Diana dea della caccia e della luna

Care amiche si sta avvicinando il Natale, le strade sono piene di mille addobbi che ci trascinano in una dimensione quasi fiabesca; mille lucine si accendono e si spengono sopra ogni negozio che non solo ci ricordano che il natale è la festa dell’amore ma anche quella del dono. Ma il natale non dovrebbe essere solo il momento dell’anno in cui la nostra capacità di amare emerge in tutta la sua potenza? File di macchine incolonnate per ore per le strade principali di città e nei piccoli paesi, file alle casse dei negozi, file ai supermercati, file al bancomat ci fanno si assaporare l’avvento del Natale ma anche come ormai sia diventata una festa estremamente commercializzata. Comunque ogni persona è giustamente libera di festeggiare il natale come vuole, pagana o religiosa che sia, dopo lo scandalo del Qatar la questione morale tanto cara già a Gramsci poi ripresa da E. Berlinguer non è più di moda, nessuno ne vuole parlare e quindi ognuno festeggi come vuole. E allora che sia un dolce Natale per tutti pieno di oro, incenso e mirra e di tante belle realizzazioni personali e collettive. Ma tutti festeggiano il Natale nel mondo allo stesso modo?

CURIOSANDO…..

Norvegia: il natale si festeggia il 24 dicembre e in Germania il 6 e in Russia il 7 gennaio aspettando chi San Nicola, chi santa Claus con la slitta e con le renne.

Filandaia: la casa di babbo natale si trova a Rovaniemi in Lapponia, ma è a Turku che il natale inizia con la Dichiarazione Natalizia di Pace:  Joulipukki (Babbo Natale) camminando tra le vie addobbate di Helsinki proclama l’inizio delle feste: il 24 si fa la sauna con tutta la famiglia, si vanno a trovare i propri defunti al cimitero, e si pranza con i parenti e aspettando che Babbo Natale arrivi in tutte le case e, dona i regali solo ai bambini buoni.

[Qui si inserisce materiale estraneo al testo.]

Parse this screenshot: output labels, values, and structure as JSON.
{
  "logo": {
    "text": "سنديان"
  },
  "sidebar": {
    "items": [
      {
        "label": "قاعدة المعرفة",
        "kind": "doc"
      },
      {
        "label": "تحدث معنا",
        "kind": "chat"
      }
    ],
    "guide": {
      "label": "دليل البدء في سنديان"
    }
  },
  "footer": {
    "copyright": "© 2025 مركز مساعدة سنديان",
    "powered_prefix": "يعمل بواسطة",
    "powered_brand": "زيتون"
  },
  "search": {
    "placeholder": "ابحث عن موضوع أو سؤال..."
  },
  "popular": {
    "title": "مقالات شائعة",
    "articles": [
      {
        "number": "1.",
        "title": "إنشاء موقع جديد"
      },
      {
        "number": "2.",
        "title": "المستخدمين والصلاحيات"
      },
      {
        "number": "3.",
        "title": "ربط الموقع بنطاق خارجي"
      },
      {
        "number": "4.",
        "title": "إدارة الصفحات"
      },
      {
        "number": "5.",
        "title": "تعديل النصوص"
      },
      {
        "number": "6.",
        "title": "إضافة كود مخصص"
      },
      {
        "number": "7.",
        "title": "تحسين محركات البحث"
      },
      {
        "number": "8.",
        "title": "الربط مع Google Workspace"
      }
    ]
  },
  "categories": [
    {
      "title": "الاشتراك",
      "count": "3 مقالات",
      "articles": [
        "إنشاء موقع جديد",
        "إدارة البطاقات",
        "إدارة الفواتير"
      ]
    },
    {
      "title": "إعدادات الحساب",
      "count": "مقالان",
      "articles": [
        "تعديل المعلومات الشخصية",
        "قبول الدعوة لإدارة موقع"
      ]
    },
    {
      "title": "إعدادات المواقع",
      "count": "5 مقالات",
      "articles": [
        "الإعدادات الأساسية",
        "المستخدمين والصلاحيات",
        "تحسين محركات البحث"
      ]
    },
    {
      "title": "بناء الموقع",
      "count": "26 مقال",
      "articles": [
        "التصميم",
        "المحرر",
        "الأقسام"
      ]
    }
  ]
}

Polonia. Il giorno della vigilia si fa l’albero e si mangiano pesce o verdura. Non si usano i grassi come burro o olio neanche per fare i dolci. La vigilia di Natale è chiamata Festa della Stella, perché sino a quando non compare in cielo la prima stella, non si deve iniziare la cena.

Etiopia. Secondo l’antico calendario giuliano, il Natale viene celebrato il 7 gennaio. Tutti si vestono di bianco.

Austria. Oltre a san Nicola, che porta i doni ai bambini, la notte del 5 dicembre dai boschi escono i Krampus, i folletti che puniscono i bambini cattivi.

Ci vorrebbero mille pagine per descrivere come si festeggia il natale nel mondo ma ci fermiamo qui buon natale a tutti.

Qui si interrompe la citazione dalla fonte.